THOUSANDS of concrete blocks which were strung along north Northum-berland’s beautiful beaches in 1940 as defences against enemy tanks may disappear from the scene within the next few years.
The beaches between Warkworth and Berwick lie in an area designated as of outstanding natural beauty and it’s chiefly because of this that Northumberland County Planning Committee is preparing a major clean-up of war-time debris.
The committee has approved a pilot scheme to blow up 48 two-ton blocks on Warkworth beach. High tides and shifting sands have thrown them into a ragged line, partly hiding some and tilting others high above the surface.
“We consider it will be a useful experiment and if successful it will probably be continued on other beaches along the coast,” said a county planning official. “It will certainly improve the appearance of the beaches quite considerably.”
The committee has long regarded the blocks as eyesores and has now accepted the tender of a local building contractor to demolish them with gelginite at a cost of about £4 per block.
It has applied to the National Parks Commission and the Ministry of Housing and Local Government to secure a Government grant for the scheme.

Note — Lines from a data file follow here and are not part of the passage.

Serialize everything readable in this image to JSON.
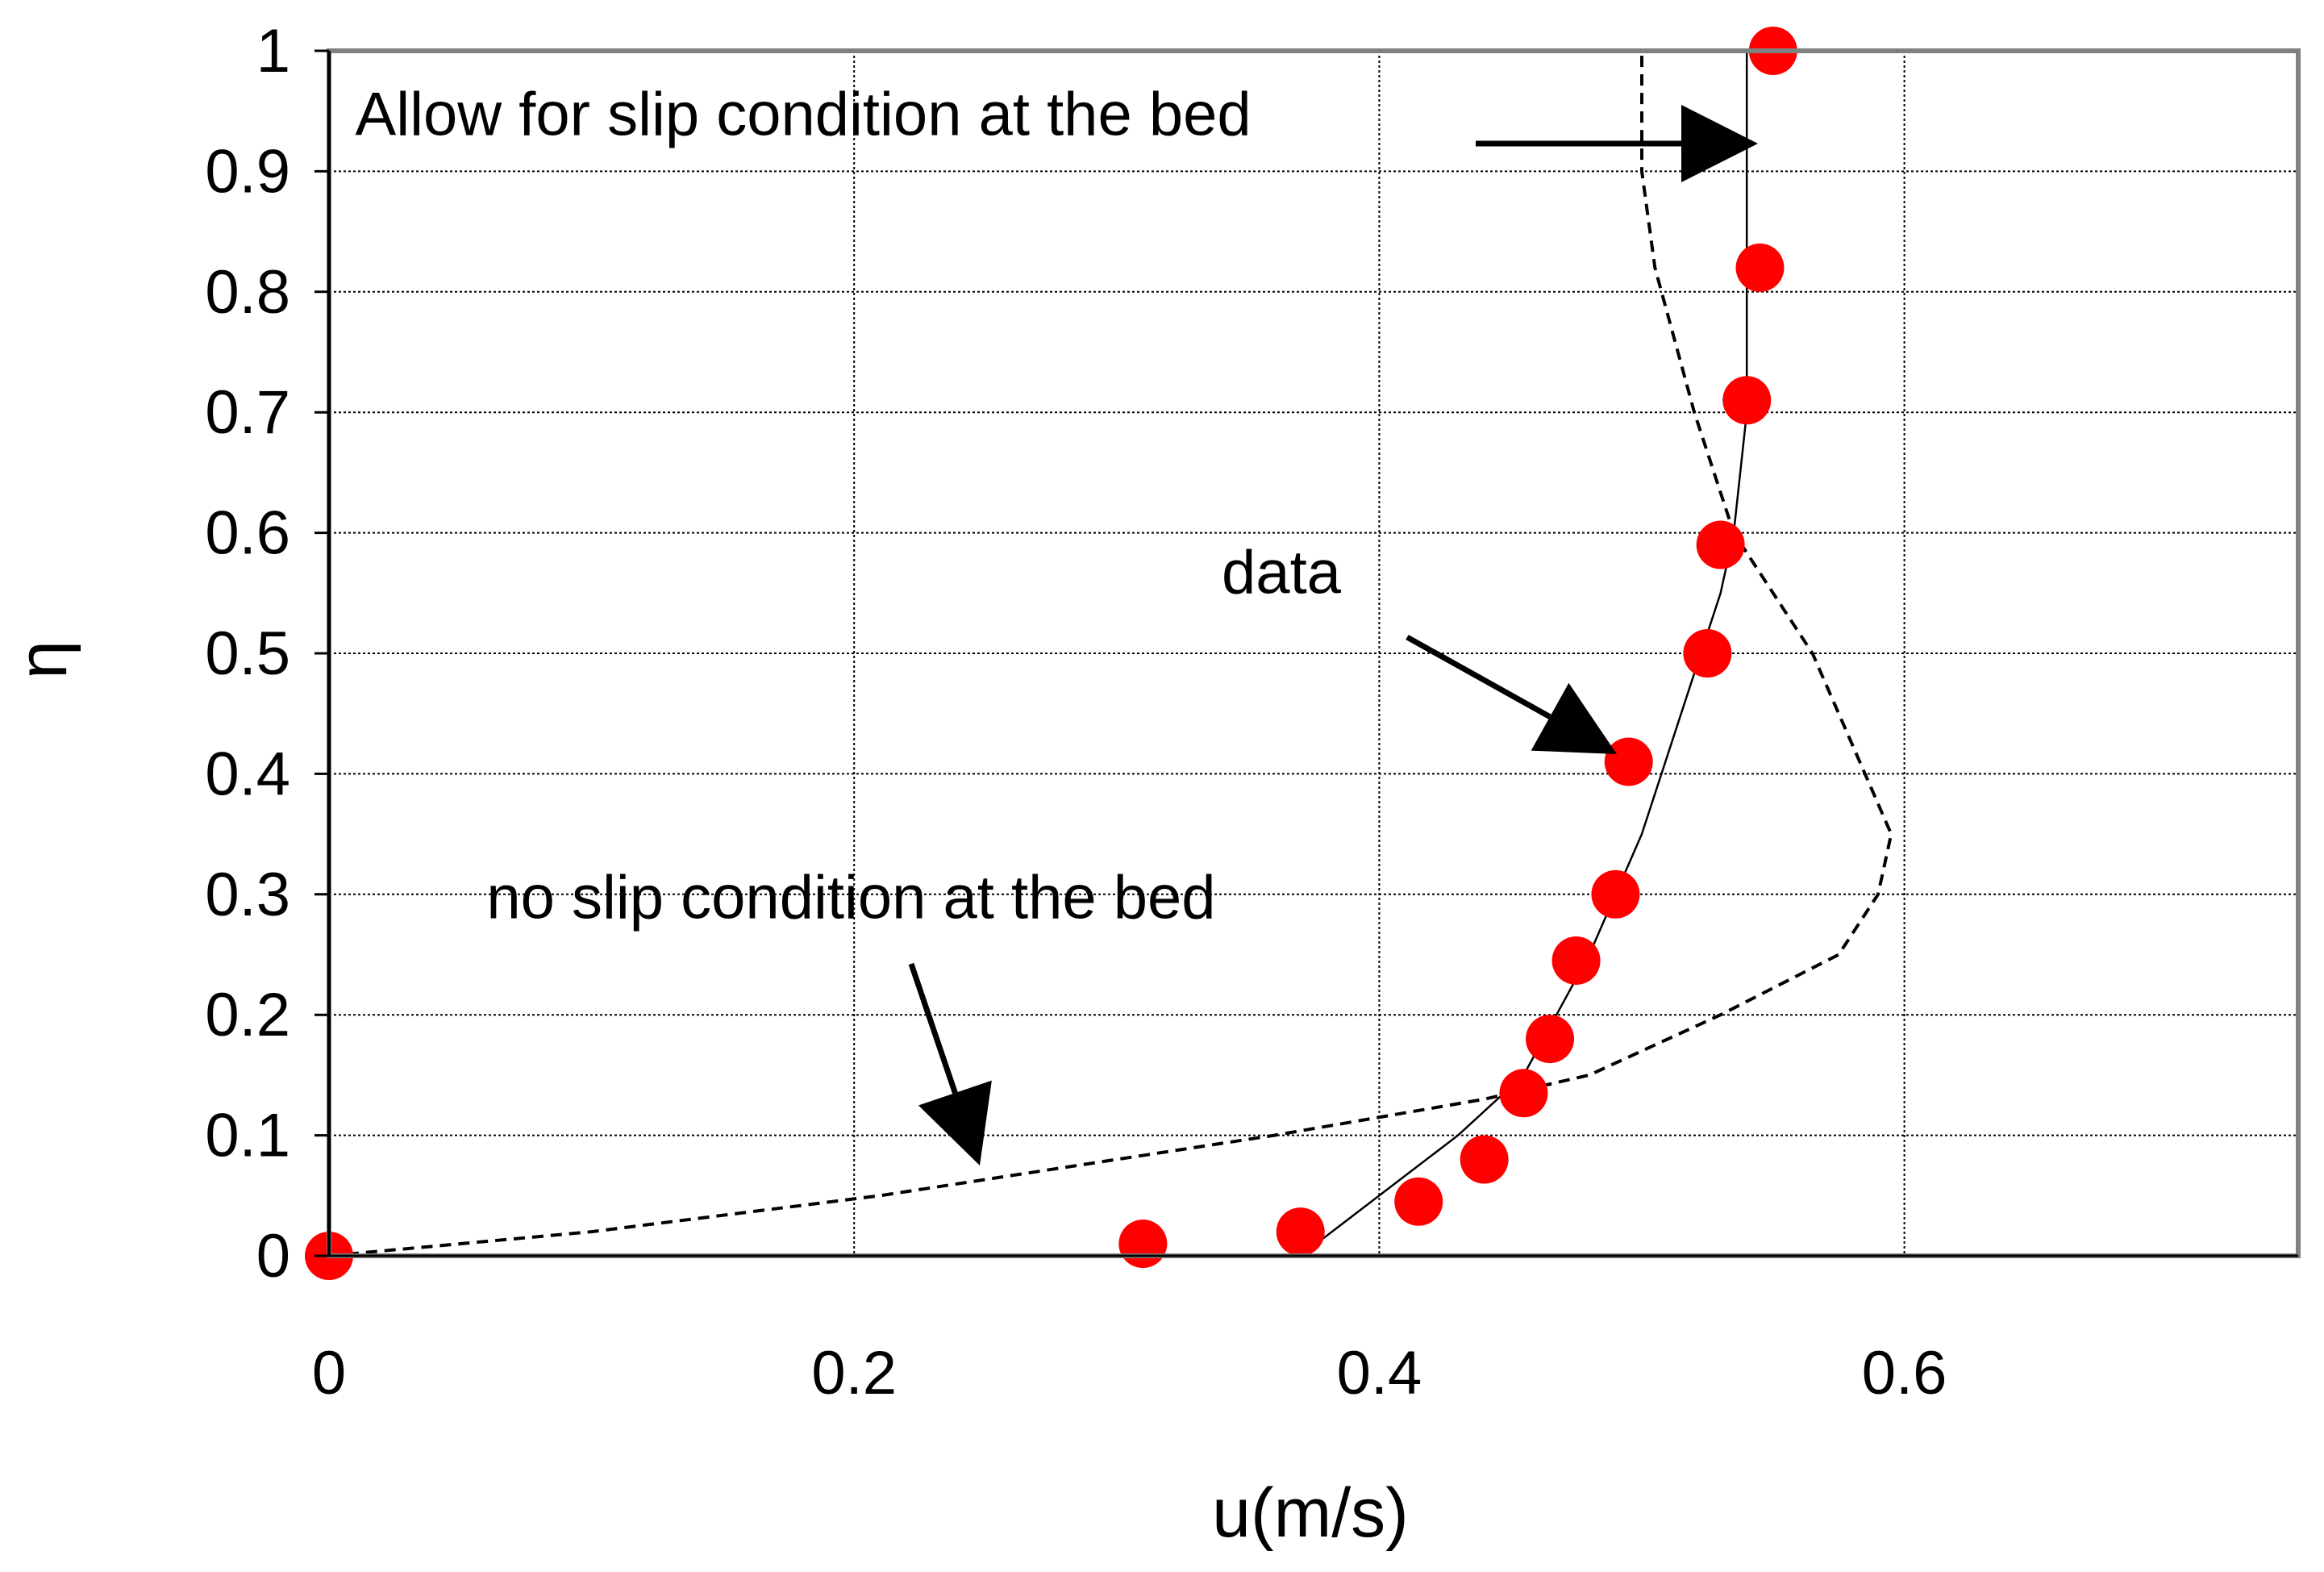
{
  "chart_data": {
    "type": "line",
    "title": "",
    "xlabel": "u(m/s)",
    "ylabel": "η",
    "xlim": [
      0,
      0.75
    ],
    "ylim": [
      0,
      1
    ],
    "x_ticks": [
      "0",
      "0.2",
      "0.4",
      "0.6"
    ],
    "y_ticks": [
      "0",
      "0.1",
      "0.2",
      "0.3",
      "0.4",
      "0.5",
      "0.6",
      "0.7",
      "0.8",
      "0.9",
      "1"
    ],
    "grid": true,
    "series": [
      {
        "style": "scatter",
        "color": "#ff0000",
        "x": [
          0.0,
          0.31,
          0.37,
          0.415,
          0.44,
          0.455,
          0.465,
          0.475,
          0.49,
          0.495,
          0.525,
          0.53,
          0.54,
          0.545,
          0.55
        ],
        "y": [
          0.0,
          0.01,
          0.02,
          0.045,
          0.08,
          0.135,
          0.18,
          0.245,
          0.3,
          0.41,
          0.5,
          0.59,
          0.71,
          0.82,
          1.0
        ]
      },
      {
        "style": "solid",
        "color": "#000000",
        "x": [
          0.37,
          0.4,
          0.43,
          0.455,
          0.48,
          0.5,
          0.515,
          0.53,
          0.535,
          0.54,
          0.54,
          0.54
        ],
        "y": [
          0.0,
          0.05,
          0.1,
          0.15,
          0.25,
          0.35,
          0.45,
          0.55,
          0.6,
          0.7,
          0.75,
          1.0
        ]
      },
      {
        "style": "dashed",
        "color": "#000000",
        "x": [
          0.0,
          0.1,
          0.21,
          0.36,
          0.44,
          0.48,
          0.53,
          0.575,
          0.59,
          0.595,
          0.585,
          0.565,
          0.535,
          0.52,
          0.505,
          0.5,
          0.5
        ],
        "y": [
          0.0,
          0.02,
          0.05,
          0.1,
          0.13,
          0.15,
          0.2,
          0.25,
          0.3,
          0.35,
          0.4,
          0.5,
          0.6,
          0.7,
          0.82,
          0.9,
          1.0
        ]
      }
    ],
    "annotations": [
      {
        "text": "Allow for slip condition at the bed",
        "x": 0.01,
        "y": 0.93,
        "arrow_x": 0.54,
        "arrow_y": 0.92
      },
      {
        "text": "data",
        "x": 0.34,
        "y": 0.55,
        "arrow_x": 0.49,
        "arrow_y": 0.415
      },
      {
        "text": "no slip condition at the bed",
        "x": 0.06,
        "y": 0.28,
        "arrow_x": 0.25,
        "arrow_y": 0.1
      }
    ]
  }
}
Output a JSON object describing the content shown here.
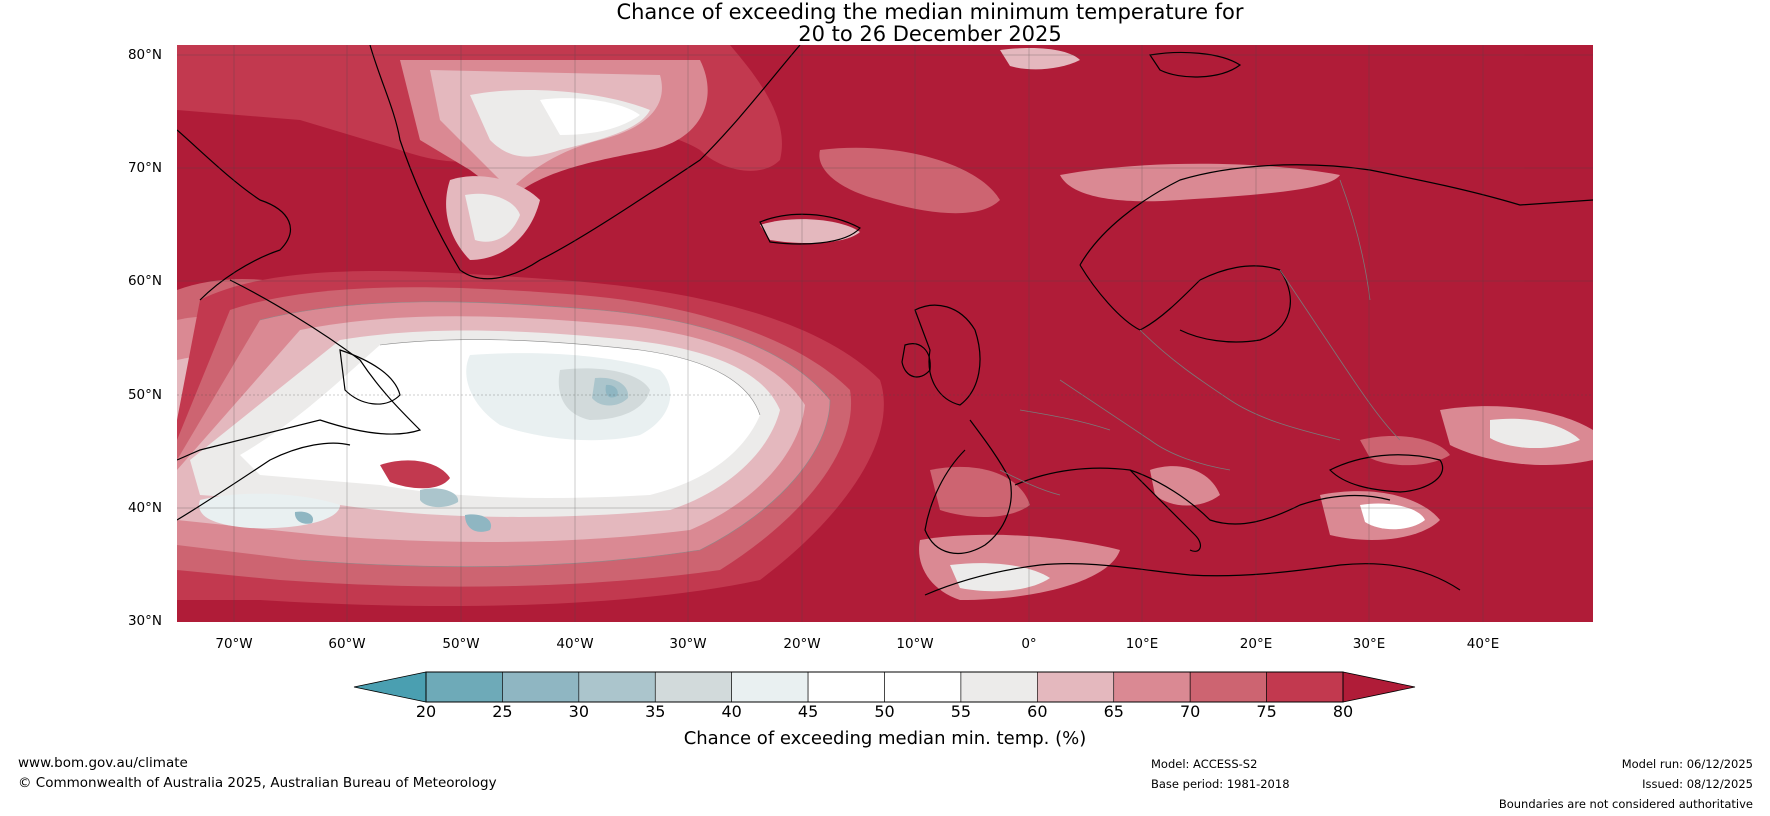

“The contractor intends to use the debris for hard core in building projects, and has been able to keep the demolition price to a reasonable level,” added the official.
The blocks on Warkworth beach, and on those further north, are at points regarded as natural landing places for tanks during the war. Nowhere are the blocks more noticeable, or probably more dangerous, than at Alnmouth where there is a double row running the full length of the foreshore.
Alnmouth Parish Council has been concerned about them for a number of years and would welcome any action.